Overview of Picosecond Laser

Picosecond laser refers to a laser with an output pulse width at the picosecond level, mainly including 3 working wavelengths of 755nm, 532nm and 1064nm. Due to its extremely short pulse width, picosecond laser can achieve extremely high peak power in an instant, thereby producing photoacoustic effect (or photomechanical effect) on the target chromophore, crushing tattoo dye particles or melanin particles into smaller particles, making them easier to be cleared by pigment-loving cells such as macrophages, and the inflammatory response is lighter. Therefore, picosecond laser is more effective than Q-switched laser in the treatment of tattoos and most pigment-promoting diseases, and has lighter adverse reactions. In addition, through honeycomb focusing lens or holographic diffraction lens, picosecond laser can be focused into uniformly spaced dot beams. Since each micro beam has extremely high peak power, when it exceeds the photodecomposition threshold of the target color base (melanin or hemoglobin), the target color base absorbs energy nonlinearly to produce photodecomposition effect, forming plasma. The plasma continues to absorb laser energy efficiently and expands continuously, and finally produces a burst phenomenon in the epidermis or dermis, leading to the formation of cavitation bubbles, which is laser-induced optical breakdown (LIOB). There is no damage to the tissues around LIOB, and the inflammatory reaction is also very mild. With the occurrence of LIOB, new collagen and elastic fibers may appear in the dermis. The LIOB effect enables the dot-matrix picosecond laser to improve photoaging and acne pitting scars. Compared with ablative dot-matrix laser and near-infrared non-ablative dot-matrix laser, it has fewer adverse reactions and almost no downtime.

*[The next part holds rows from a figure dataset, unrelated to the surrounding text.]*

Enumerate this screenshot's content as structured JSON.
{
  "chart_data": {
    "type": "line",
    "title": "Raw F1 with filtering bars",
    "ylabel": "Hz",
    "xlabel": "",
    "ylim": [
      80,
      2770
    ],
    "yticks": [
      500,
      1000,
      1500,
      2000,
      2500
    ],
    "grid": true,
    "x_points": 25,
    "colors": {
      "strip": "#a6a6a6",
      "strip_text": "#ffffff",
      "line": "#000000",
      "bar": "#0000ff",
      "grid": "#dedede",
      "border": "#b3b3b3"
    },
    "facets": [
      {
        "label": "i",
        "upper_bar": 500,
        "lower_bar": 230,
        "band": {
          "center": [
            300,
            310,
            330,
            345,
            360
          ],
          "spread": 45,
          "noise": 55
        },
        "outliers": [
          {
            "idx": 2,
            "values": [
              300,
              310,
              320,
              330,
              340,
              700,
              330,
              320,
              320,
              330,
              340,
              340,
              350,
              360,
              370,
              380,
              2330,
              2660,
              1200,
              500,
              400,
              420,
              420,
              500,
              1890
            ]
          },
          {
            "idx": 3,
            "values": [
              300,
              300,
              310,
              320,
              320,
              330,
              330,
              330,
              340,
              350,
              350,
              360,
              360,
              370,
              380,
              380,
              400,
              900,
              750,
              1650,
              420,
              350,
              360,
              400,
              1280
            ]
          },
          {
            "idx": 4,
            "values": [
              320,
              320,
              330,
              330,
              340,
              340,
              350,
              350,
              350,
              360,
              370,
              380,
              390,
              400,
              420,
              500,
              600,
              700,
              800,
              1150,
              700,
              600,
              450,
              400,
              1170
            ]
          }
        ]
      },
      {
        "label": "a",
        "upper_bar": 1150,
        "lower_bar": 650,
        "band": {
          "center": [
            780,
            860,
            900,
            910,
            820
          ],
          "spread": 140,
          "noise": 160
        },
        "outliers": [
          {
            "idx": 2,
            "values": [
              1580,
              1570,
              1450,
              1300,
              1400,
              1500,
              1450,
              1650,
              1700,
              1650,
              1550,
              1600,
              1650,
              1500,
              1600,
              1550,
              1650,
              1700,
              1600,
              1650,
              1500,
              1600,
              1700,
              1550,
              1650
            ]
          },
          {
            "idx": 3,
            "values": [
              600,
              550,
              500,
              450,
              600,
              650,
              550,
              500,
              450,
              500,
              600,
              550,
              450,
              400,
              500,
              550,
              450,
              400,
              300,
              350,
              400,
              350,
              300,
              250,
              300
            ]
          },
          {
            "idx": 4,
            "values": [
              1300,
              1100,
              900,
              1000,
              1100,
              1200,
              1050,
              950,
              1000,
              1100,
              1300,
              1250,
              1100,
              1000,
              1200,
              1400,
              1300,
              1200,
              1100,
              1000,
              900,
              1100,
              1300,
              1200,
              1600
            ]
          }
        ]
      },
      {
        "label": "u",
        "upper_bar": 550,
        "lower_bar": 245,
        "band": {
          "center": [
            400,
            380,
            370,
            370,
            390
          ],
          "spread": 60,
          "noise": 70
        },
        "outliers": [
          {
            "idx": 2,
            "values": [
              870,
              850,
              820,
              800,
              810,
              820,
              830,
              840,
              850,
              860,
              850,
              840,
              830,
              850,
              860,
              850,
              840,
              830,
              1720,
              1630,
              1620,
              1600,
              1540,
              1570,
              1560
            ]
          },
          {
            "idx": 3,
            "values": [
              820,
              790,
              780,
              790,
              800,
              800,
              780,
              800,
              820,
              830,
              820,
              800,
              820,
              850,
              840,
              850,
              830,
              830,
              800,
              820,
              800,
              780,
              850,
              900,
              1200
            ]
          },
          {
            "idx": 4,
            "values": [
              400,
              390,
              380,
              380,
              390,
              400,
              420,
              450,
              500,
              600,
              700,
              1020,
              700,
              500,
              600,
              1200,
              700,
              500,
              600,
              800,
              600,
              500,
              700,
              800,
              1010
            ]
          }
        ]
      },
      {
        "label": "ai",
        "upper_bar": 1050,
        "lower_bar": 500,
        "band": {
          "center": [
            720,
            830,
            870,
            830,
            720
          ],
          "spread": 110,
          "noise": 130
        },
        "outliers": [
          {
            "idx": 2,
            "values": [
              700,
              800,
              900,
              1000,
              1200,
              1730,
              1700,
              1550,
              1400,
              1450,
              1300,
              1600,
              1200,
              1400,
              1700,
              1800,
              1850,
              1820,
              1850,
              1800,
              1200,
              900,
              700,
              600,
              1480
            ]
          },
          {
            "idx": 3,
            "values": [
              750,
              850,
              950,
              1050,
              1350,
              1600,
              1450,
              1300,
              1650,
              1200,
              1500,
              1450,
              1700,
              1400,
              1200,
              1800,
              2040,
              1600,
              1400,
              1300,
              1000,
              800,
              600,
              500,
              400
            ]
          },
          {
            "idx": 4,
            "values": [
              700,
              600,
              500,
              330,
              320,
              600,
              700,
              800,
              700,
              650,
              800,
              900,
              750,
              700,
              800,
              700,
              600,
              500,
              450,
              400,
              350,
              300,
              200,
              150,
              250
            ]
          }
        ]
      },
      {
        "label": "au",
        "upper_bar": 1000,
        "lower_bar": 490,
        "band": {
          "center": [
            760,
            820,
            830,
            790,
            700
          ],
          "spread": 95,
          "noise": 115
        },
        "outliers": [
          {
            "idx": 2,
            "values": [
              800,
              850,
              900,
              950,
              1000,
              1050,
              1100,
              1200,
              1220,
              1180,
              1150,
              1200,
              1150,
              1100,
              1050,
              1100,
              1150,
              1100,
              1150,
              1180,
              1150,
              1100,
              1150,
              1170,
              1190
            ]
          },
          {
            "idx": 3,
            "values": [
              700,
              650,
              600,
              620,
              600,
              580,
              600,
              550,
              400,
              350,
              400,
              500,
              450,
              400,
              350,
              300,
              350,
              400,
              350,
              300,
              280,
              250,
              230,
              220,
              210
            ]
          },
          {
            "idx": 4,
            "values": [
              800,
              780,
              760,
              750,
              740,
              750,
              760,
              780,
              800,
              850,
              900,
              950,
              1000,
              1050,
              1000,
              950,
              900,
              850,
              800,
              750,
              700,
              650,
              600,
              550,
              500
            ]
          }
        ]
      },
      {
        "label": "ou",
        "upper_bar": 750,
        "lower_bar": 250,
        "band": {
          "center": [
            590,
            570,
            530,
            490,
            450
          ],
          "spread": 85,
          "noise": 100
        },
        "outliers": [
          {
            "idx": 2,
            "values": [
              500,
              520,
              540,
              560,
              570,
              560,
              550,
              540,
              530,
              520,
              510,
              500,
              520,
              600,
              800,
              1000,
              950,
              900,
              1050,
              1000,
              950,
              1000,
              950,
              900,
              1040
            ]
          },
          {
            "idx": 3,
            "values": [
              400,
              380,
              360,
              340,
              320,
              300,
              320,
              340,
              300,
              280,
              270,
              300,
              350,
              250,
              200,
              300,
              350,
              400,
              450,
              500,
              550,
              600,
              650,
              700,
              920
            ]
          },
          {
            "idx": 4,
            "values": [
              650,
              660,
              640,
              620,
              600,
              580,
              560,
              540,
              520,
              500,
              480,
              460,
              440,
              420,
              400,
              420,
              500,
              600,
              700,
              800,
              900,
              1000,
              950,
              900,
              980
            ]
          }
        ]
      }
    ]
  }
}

Indications, parameter selection and contraindications & Pigmented diseases

Picosecond laser can be used to treat a variety of epidermal and dermal pigmented diseases. It has an ideal effect on diseases such as freckles, solar lentigo, and nevus of Ota; it is effective for diseases such as coffee spots and freckle-like nevus, but there is still a certain recurrence rate; the effect on pigmented hairy epidermal nevus and Reil's melanosis is still uncertain, and it can be used as one of the improvement methods.

Epidermal pigmented diseases such as freckles, solar lentigo, and coffee spots can be treated with 532nm Nd:YAG picosecond laser or 755nm alexandrite picosecond laser. The treatment parameters should be set according to the patient's skin type and skin lesion color, and generally mild white frost reaction is used as the treatment endpoint.

In the treatment of freckles and solar lentigo, patients with Fitzpatrick III-IV skin types, skin lesions with obvious contrast and clear boundaries with normal skin have better effects; while patients with lighter skin lesions and concurrent chloasma have a higher chance of post-inflammatory pigmentation than the former. For the treatment of coffee spots, freckles, etc., some patients can have obvious curative effects, but the recurrence rate is high.

For epidermal pigmentation diseases such as pigmented epidermal nevus and Reil's melanosis, 532nm Nd:YAG picosecond laser, 755nm alexandrite picosecond laser, and 1064nm Nd:YAG picosecond laser can be used as one of the treatment methods, but the efficacy is still uncertain.

For dermal pigmentation diseases such as nevus of Ota and acquired nevus of Ota-like spots, 755nm alexandrite picosecond laser and 1064nm Nd:YAG picosecond laser can be used for treatment. The treatment interval is generally 3 to 6 months, and the treatment effect is ideal. Generally, recovery can be achieved after several treatments. The number of treatments required for the recovery of nevus of Ota in children is generally less than that of adults. In recent years, studies have confirmed that the alexandrite picosecond laser has a higher skin lesion clearance rate than the single treatment of Q-switched alexandrite nanosecond laser for the treatment of nevus of Ota and acquired nevus of Ota-like spots, and the number of treatments required to achieve recovery is less. The incidence of post-inflammatory pigmentation after treatment of acquired Ota nevus-like spots is high, and the treatment interval can be extended accordingly. For patchy blue nevus, some patients are effectively treated, but the number of treatments is significantly increased. Occasionally, studies have reported that blue nevus can become malignant, and during treatment, attention should be paid to whether the skin lesions increase or ulcerate in a short period of time.